A closer inspection of the treatment of aerosol species in the models leads to a broad separation of the results into two groups: models with only a few aerosol species and those that include a more complex mixture of aerosols of different composition. Thus, in Figure 2.14, RF results are grouped according to the type of aerosol species included in the simulations. In the top panel of Figure 2.14, which shows estimates from models that mainly include anthropogenic sulphate, there is an indication that the results are converging, even though the range of models comes from studies published between 2001 and 2006. These studies show much less scatter than in the TAR, with a mean and standard deviation of –1.37 ± 0.14 W m–2. In contrast, in the bottom panel of Figure 2.14, which shows the studies that include more species, a much larger variability is found. These latter models (see Table 2.7) include ‘state of the art’ parametrizations of droplet activation for a variety of aerosols, and include both internal and external mixtures.

2.14

Figure 2.14. Radiative forcing due to the cloud albedo effect, in the context of liquid water clouds, from the global climate models that appear in Table 2.7. The labels next to the bars correspond to the published study; the notes of Table 2.7 explain the species abbreviations listed on the left hand side. Top panel: results for models that consider a limited number of species, primarily anthropogenic sulphate (S). Bottom panel: results from studies that include a variety of aerosol compositions and mixtures; the estimates here cover a larger range than those in the top panel. Chen and Penner (2005) presented a sensitivity study obtained by changing parametrizations in their model, so the results can be considered independent and are thus listed separately. Penner et al. (2006) is an intercomparison study, so the results of the individual models are listed separately.

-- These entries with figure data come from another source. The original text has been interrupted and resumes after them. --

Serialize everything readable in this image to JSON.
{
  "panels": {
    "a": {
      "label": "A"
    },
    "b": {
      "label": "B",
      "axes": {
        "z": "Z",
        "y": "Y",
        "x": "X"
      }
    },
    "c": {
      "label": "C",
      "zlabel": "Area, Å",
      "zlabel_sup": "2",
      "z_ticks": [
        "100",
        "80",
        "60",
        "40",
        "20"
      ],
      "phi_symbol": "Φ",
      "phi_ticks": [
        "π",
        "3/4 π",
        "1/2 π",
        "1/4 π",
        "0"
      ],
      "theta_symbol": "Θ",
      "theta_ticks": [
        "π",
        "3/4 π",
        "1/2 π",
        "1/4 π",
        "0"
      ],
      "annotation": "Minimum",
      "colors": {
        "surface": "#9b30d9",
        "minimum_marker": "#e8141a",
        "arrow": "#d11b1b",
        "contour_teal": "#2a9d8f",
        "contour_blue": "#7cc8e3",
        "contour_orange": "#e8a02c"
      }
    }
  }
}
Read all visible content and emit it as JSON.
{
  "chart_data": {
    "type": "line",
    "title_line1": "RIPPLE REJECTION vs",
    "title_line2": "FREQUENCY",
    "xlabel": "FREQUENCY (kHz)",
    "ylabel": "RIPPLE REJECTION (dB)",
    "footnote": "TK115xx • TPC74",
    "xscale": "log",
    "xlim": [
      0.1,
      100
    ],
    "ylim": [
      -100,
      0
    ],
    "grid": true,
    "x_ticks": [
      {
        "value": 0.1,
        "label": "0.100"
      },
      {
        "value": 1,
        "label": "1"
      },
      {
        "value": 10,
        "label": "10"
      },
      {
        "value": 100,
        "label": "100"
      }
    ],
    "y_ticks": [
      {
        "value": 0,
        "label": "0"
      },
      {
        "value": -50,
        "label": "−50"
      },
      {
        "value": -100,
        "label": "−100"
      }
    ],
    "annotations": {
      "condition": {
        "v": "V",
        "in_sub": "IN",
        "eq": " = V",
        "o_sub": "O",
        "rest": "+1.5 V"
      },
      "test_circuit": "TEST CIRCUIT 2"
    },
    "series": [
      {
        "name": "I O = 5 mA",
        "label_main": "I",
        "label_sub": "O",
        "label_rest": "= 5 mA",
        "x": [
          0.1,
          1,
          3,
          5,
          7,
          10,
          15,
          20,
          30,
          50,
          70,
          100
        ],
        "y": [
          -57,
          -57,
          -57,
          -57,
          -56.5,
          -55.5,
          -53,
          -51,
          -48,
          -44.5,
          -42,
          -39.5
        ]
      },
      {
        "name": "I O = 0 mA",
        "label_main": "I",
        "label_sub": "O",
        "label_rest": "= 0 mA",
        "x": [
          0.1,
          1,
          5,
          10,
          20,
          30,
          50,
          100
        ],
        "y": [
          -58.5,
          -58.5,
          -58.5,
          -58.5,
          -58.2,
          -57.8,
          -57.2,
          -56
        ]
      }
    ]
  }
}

Some studies have commented on inconsistencies between some of the earlier estimates of the cloud albedo RF from forward and inverse calculations (Anderson et al., 2003). Notwithstanding the fact that these two streams of calculations rely on very different formulations, the results here appear to be within range of the estimates from inverse calculations.